Jí líng jì 集靈記

Collected Records of the Numinous by 顏之推 (撰)

About the work

A late-Northern-Qí / Suí zhìguài 志怪 collection by Yán Zhītuī 顏之推 (顏之推, 531–c.591), the celebrated LiángSòngQíSuí scholar best known for the Yánshì jiāxùn 顏氏家訓. The Jí líng jì and its sister work Yuānhún zhì 冤魂志 (also surviving only in fragments) are Yán Zhītuī’s principal narrative compositions; the two together document his lifelong interest in Buddhist karmic-retribution narrative and in the supernatural ratification of ethical norms. The Jí líng jì survives only in scattered fragments in the standard TángSòng léishū.

Tiyao

Abstract

The Suí shū jīngjí zhì 隋書經籍志 lists “Jí líng jì 20 juàn, by Yán Zhītuī of the Suí” under zǐbù xiǎoshuō; both Táng catalogs preserve the entry at 20 juàn. The work was lost as a transmitted unitary text by no later than the early Sòng.

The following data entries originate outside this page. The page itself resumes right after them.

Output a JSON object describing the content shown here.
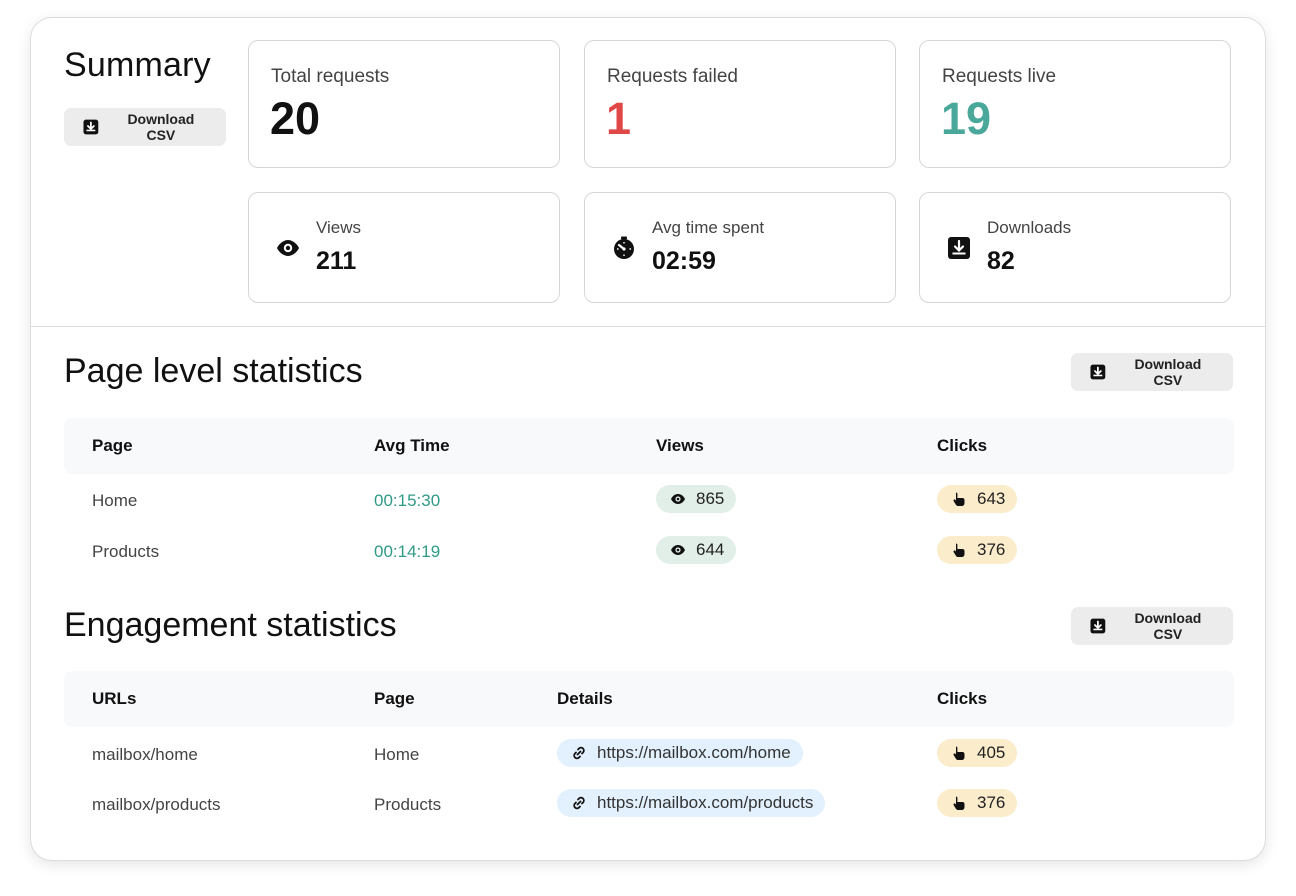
{
  "summary": {
    "title": "Summary",
    "download_label": "Download CSV",
    "total_requests": {
      "label": "Total requests",
      "value": "20"
    },
    "requests_failed": {
      "label": "Requests failed",
      "value": "1"
    },
    "requests_live": {
      "label": "Requests live",
      "value": "19"
    },
    "views": {
      "label": "Views",
      "value": "211"
    },
    "avg_time": {
      "label": "Avg time spent",
      "value": "02:59"
    },
    "downloads": {
      "label": "Downloads",
      "value": "82"
    }
  },
  "page_stats": {
    "title": "Page level statistics",
    "download_label": "Download CSV",
    "columns": [
      "Page",
      "Avg Time",
      "Views",
      "Clicks"
    ],
    "rows": [
      {
        "page": "Home",
        "avg_time": "00:15:30",
        "views": "865",
        "clicks": "643"
      },
      {
        "page": "Products",
        "avg_time": "00:14:19",
        "views": "644",
        "clicks": "376"
      }
    ]
  },
  "engagement": {
    "title": "Engagement statistics",
    "download_label": "Download CSV",
    "columns": [
      "URLs",
      "Page",
      "Details",
      "Clicks"
    ],
    "rows": [
      {
        "url": "mailbox/home",
        "page": "Home",
        "details": "https://mailbox.com/home",
        "clicks": "405"
      },
      {
        "url": "mailbox/products",
        "page": "Products",
        "details": "https://mailbox.com/products",
        "clicks": "376"
      }
    ]
  },
  "colors": {
    "failed": "#e04848",
    "live": "#4aa89b",
    "time": "#2f9a86",
    "views_pill": "#e2efe8",
    "clicks_pill": "#fbeccc",
    "link_pill": "#e3f0fd"
  }
}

Surviving fragments are preserved most importantly in Dàoshì’s Fǎyuàn zhūlín 法苑珠林 (668), in the Tàipíng yùlǎn 太平御覽 and Tàipíng guǎngjì 太平廣記, and scattered in other TángSòng léishū. Lǔ Xùn collects the surviving fragments in Gǔ xiǎoshuō gōuchén 古小說鉤沉.

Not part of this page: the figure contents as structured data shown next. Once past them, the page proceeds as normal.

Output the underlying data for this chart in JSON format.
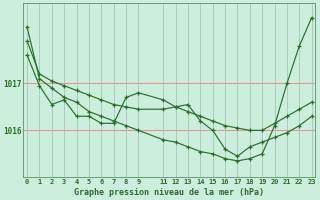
{
  "xlabel": "Graphe pression niveau de la mer (hPa)",
  "background_color": "#cceedd",
  "grid_color_v": "#aaccbb",
  "grid_color_h": "#dd9999",
  "line_color": "#2a6e2a",
  "series": [
    {
      "x": [
        0,
        1,
        2,
        3,
        4,
        5,
        6,
        7,
        8,
        9,
        11,
        12,
        13,
        14,
        15,
        16,
        17,
        18,
        19,
        20,
        21,
        22,
        23
      ],
      "y": [
        1017.9,
        1017.2,
        1017.05,
        1016.95,
        1016.85,
        1016.75,
        1016.65,
        1016.55,
        1016.5,
        1016.45,
        1016.45,
        1016.5,
        1016.4,
        1016.3,
        1016.2,
        1016.1,
        1016.05,
        1016.0,
        1016.0,
        1016.15,
        1016.3,
        1016.45,
        1016.6
      ]
    },
    {
      "x": [
        0,
        1,
        2,
        3,
        4,
        5,
        6,
        7,
        8,
        9,
        11,
        12,
        13,
        14,
        15,
        16,
        17,
        18,
        19,
        20,
        21,
        22,
        23
      ],
      "y": [
        1017.6,
        1016.95,
        1016.55,
        1016.65,
        1016.3,
        1016.3,
        1016.15,
        1016.15,
        1016.7,
        1016.8,
        1016.65,
        1016.5,
        1016.55,
        1016.2,
        1016.0,
        1015.6,
        1015.45,
        1015.65,
        1015.75,
        1015.85,
        1015.95,
        1016.1,
        1016.3
      ]
    },
    {
      "x": [
        0,
        1,
        2,
        3,
        4,
        5,
        6,
        7,
        8,
        9,
        11,
        12,
        13,
        14,
        15,
        16,
        17,
        18,
        19,
        20,
        21,
        22,
        23
      ],
      "y": [
        1018.2,
        1017.1,
        1016.9,
        1016.7,
        1016.6,
        1016.4,
        1016.3,
        1016.2,
        1016.1,
        1016.0,
        1015.8,
        1015.75,
        1015.65,
        1015.55,
        1015.5,
        1015.4,
        1015.35,
        1015.4,
        1015.5,
        1016.1,
        1017.0,
        1017.8,
        1018.4
      ]
    }
  ],
  "xticks_pos": [
    0,
    1,
    2,
    3,
    4,
    5,
    6,
    7,
    8,
    9,
    11,
    12,
    13,
    14,
    15,
    16,
    17,
    18,
    19,
    20,
    21,
    22,
    23
  ],
  "xticklabels": [
    "0",
    "1",
    "2",
    "3",
    "4",
    "5",
    "6",
    "7",
    "8",
    "9",
    "11",
    "12",
    "13",
    "14",
    "15",
    "16",
    "17",
    "18",
    "19",
    "20",
    "21",
    "22",
    "23"
  ],
  "yticks": [
    1016.0,
    1017.0
  ],
  "yticklabels": [
    "1016",
    "1017"
  ],
  "ylim": [
    1015.0,
    1018.7
  ],
  "xlim": [
    -0.3,
    23.3
  ]
}
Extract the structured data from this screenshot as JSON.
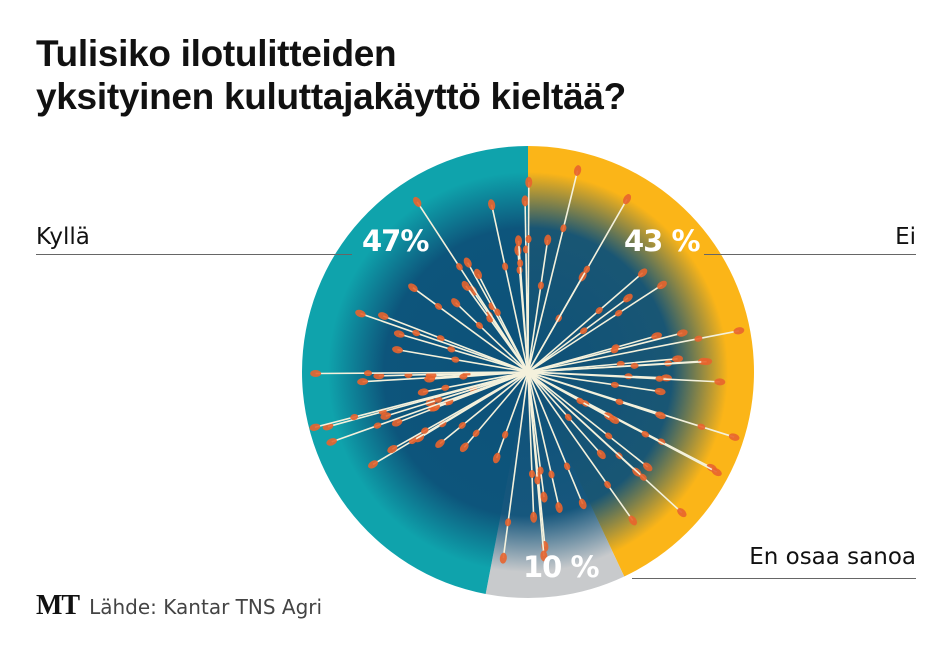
{
  "chart_data": {
    "type": "pie",
    "title": "Tulisiko ilotulitteiden yksityinen kuluttajakäyttö kieltää?",
    "title_lines": [
      "Tulisiko ilotulitteiden",
      "yksityinen kuluttajakäyttö kieltää?"
    ],
    "slices": [
      {
        "label": "Ei",
        "value": 43,
        "value_label": "43 %",
        "color": "#FBB518"
      },
      {
        "label": "En osaa sanoa",
        "value": 10,
        "value_label": "10 %",
        "color": "#C8CACC"
      },
      {
        "label": "Kyllä",
        "value": 47,
        "value_label": "47%",
        "color": "#0FA3AC"
      }
    ],
    "start": "top, clockwise",
    "overlay_color": "#0D5179",
    "firework_color": "#E8642E"
  },
  "footer": {
    "logo": "MT",
    "source": "Lähde: Kantar TNS Agri"
  }
}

The dating bracket adopted here (580–595) places the work in Yán Zhītuī’s late Suí period: after his definitive transfer to the Suí court in 580 and before his death in c. 591 (with some allowance for posthumous circulation). The work was composed in the closing years of his life, contemporary with the latest layer of the Yánshì jiāxùn. The fragment preserved in the Kanripo edition — the Wáng Sī 王諿 narrative (a Liáng Nánkāng wáng jìshì 南康王記室 who returns post-mortem to his impoverished wife, gives her a drink, promises to send money if he can; one month later his small daughter finds a pair of gold rings) — is preserved in the Tàipíng yùlǎn (juàn 718). It is a clean example of the ghost-rectifies-family-need topos that becomes central to the Yuānhún zhì and to the broader Tang Buddhist-karma narrative tradition.

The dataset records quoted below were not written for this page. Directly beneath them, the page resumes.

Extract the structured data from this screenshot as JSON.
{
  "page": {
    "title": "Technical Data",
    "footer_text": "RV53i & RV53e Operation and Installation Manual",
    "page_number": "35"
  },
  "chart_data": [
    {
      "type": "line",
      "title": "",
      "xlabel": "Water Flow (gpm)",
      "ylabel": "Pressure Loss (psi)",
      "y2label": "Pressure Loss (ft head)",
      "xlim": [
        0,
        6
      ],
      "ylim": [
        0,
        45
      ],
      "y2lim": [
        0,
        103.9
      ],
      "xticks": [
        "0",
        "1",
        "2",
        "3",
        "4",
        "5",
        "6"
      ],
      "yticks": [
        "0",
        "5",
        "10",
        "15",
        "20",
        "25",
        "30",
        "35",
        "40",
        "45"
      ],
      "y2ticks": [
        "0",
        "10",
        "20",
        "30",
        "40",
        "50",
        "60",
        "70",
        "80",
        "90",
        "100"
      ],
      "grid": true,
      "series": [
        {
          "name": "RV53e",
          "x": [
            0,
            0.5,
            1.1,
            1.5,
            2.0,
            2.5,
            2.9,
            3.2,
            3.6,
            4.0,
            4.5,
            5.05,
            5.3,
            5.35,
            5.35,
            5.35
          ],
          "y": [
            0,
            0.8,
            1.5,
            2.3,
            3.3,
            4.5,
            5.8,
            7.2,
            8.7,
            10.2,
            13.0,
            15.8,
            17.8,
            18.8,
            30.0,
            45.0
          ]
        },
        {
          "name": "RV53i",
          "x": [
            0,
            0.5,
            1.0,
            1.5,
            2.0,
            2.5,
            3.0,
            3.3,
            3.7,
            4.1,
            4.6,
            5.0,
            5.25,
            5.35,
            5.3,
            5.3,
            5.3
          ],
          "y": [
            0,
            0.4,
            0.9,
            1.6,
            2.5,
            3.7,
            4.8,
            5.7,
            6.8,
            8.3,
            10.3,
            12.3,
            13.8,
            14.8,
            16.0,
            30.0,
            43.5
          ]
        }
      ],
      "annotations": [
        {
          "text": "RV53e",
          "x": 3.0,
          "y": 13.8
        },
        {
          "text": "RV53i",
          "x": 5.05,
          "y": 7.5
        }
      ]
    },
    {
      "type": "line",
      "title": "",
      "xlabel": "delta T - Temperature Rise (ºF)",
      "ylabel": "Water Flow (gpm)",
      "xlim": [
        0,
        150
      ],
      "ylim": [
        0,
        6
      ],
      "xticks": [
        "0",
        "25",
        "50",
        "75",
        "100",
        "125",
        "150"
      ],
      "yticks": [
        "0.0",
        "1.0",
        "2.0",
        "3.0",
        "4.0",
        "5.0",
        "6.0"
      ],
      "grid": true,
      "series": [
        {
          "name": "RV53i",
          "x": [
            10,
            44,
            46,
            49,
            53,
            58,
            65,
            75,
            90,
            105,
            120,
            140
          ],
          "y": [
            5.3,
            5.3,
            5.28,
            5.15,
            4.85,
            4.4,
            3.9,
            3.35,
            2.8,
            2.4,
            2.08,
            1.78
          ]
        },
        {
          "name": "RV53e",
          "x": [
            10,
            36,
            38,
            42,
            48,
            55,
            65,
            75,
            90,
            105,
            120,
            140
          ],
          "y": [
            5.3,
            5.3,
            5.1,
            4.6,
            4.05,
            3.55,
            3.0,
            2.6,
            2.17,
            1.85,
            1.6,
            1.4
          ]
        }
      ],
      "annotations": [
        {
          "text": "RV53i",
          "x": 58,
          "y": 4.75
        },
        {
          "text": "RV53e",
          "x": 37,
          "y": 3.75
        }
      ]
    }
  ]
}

The work is one of the foundational pre-Táng texts of the Buddhist karmic-retribution narrative tradition, alongside Yán Zhītuī’s own Yuānhún zhì, Wáng Yán’s Míngxiáng jì, and Liú Yìqìng’s Xuānyàn jì KR3l0151. Together these constitute the principal pre-Táng witnesses to the Chinese Buddhist miracle-tale corpus that the Táng Míng bào jì 冥報記 and Sānbǎo gǎntōng lù 三寶感通錄 would later systematise.

Translations and research

  • Lǔ Xùn 魯迅. Gǔ xiǎoshuō gōuchén 古小說鉤沉 (1909–11; publ. 1938).
  • Campany, Robert Ford. Signs from the Unseen Realm: Buddhist Miracle Tales from Early Medieval China (UHP, 2012). Comparative treatment.
  • Cohen, Alvin P. Tales of Vengeful Souls: A Sixth Century Collection of Chinese Avenging Ghost Stories (Variétés Sinologiques 68, 1982). Translation of Yán Zhī-tuī’s Yuān-hún zhì, with discussion of the Jí líng jì.
  • Knechtges, David R., and Chang, Taiping, eds. Ancient and Early Medieval Chinese Literature: A Reference Guide (Brill, 2010), entry on Yán Zhī-tuī.
  • Dien, Albert E. Pei Ch’i shu 45: Biography of Yen Chih-t’ui (Bern, 1976). Biographical reference for Yán Zhī-tuī’s career.

Other points of interest

The pairing of the Jí líng jì with Yán Zhītuī’s Yuānhún zhì — the first dedicated to the verification of Buddhist karmic principles through miracle narratives, the second to the dramatised vindication of moral wrongs through avenging-ghost narratives — represents one of the most consciously structured pre-Táng pairs of Buddhist-narrative compendia in Chinese literary history. Together they document Yán Zhītuī’s mature theological program: the use of supernatural narrative as evidentiary support for the karmic-Buddhist-Confucian synthesis that the Jiāxùn sets out in didactic prose.